6 nov 2018

Bagatelas


Es el atardecer que se contempla desde la ventana de la casa que me habita. Desde el primer día que entré a este salón supe que sería un espectáculo ver desde aquí la salida del sol y su vuelta a casa ahora, a estas horas en las que la tarde cae y todo vuelve a ser cíclico: el baño del niño, la cena, el cuento, a dormir, y es donde comienza el desvelo cotidiano. Qué hacer con esto, con aquello; cómo resolver lo otro... 
Entramos en una cadena de acontecimientos que, a menudo, me hacen no ir más allá del cristal y no contemplar esta maravilla que es el cielo, su luz, sus colores, su discurrir lento, el silencio que se entrevé allá en su horizonte. 

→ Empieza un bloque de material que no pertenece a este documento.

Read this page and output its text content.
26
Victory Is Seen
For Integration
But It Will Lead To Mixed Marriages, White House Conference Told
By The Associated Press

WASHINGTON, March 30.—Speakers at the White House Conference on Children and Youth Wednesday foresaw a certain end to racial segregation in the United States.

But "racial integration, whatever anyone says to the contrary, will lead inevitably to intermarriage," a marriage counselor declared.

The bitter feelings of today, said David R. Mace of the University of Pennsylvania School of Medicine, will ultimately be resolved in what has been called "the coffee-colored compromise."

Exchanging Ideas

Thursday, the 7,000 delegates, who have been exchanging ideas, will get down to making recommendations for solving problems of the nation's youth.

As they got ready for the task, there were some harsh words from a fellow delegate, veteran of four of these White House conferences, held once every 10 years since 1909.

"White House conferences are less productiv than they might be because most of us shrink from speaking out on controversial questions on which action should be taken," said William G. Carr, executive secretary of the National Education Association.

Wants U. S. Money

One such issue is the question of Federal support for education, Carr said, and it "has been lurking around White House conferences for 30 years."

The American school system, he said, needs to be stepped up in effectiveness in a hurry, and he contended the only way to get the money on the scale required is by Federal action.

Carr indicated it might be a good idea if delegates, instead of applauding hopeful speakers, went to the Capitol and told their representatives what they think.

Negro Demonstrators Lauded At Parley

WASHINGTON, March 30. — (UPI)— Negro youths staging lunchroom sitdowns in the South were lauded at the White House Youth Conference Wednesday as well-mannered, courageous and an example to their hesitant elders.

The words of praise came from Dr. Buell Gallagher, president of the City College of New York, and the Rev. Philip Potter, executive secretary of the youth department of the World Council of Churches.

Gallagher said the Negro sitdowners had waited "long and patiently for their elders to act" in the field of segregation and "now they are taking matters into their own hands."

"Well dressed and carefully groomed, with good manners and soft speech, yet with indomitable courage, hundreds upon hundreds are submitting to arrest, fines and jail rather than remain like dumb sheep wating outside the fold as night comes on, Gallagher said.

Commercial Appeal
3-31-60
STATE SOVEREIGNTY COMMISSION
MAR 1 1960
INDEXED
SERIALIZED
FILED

Hay silencio también en esta habitación de ahora, ni siquiera suenan las arias que últimamente me dan su banda sonora: Nessun dorma, Va pensiero, Un bel dì verdremo... Esta tarde silencio por doquier. 
Y deseos de escribir, de teclear emociones: alegría en el trabajo, un proyecto maravilloso que fluye casi sin darnos cuenta, que se va tejiendo con hilos de mucho trabajo, pero también de generosidad, empeño, buen hacer. Coordino a un equipo de gente fascinante. Y las chiquillerías de Darío: su orden meticuloso para alinear los colores, su pasión por descifrar las palabras cuando cuenta tan solo en su haber con cuatro años, su constante fantasía para inventar historias de elefantes, su alegría que ríe y canta y salta llenándolo todo. 
Supe, allá en el 2005, que este salón me vería muchas horas. Me gustó tanto que he dado por él más de lo que valdría en esta vida y la siguiente. Pero estos momentos a solas, de plena contemplación, de unidad con lo que soy y lo que sé, no tienen precio.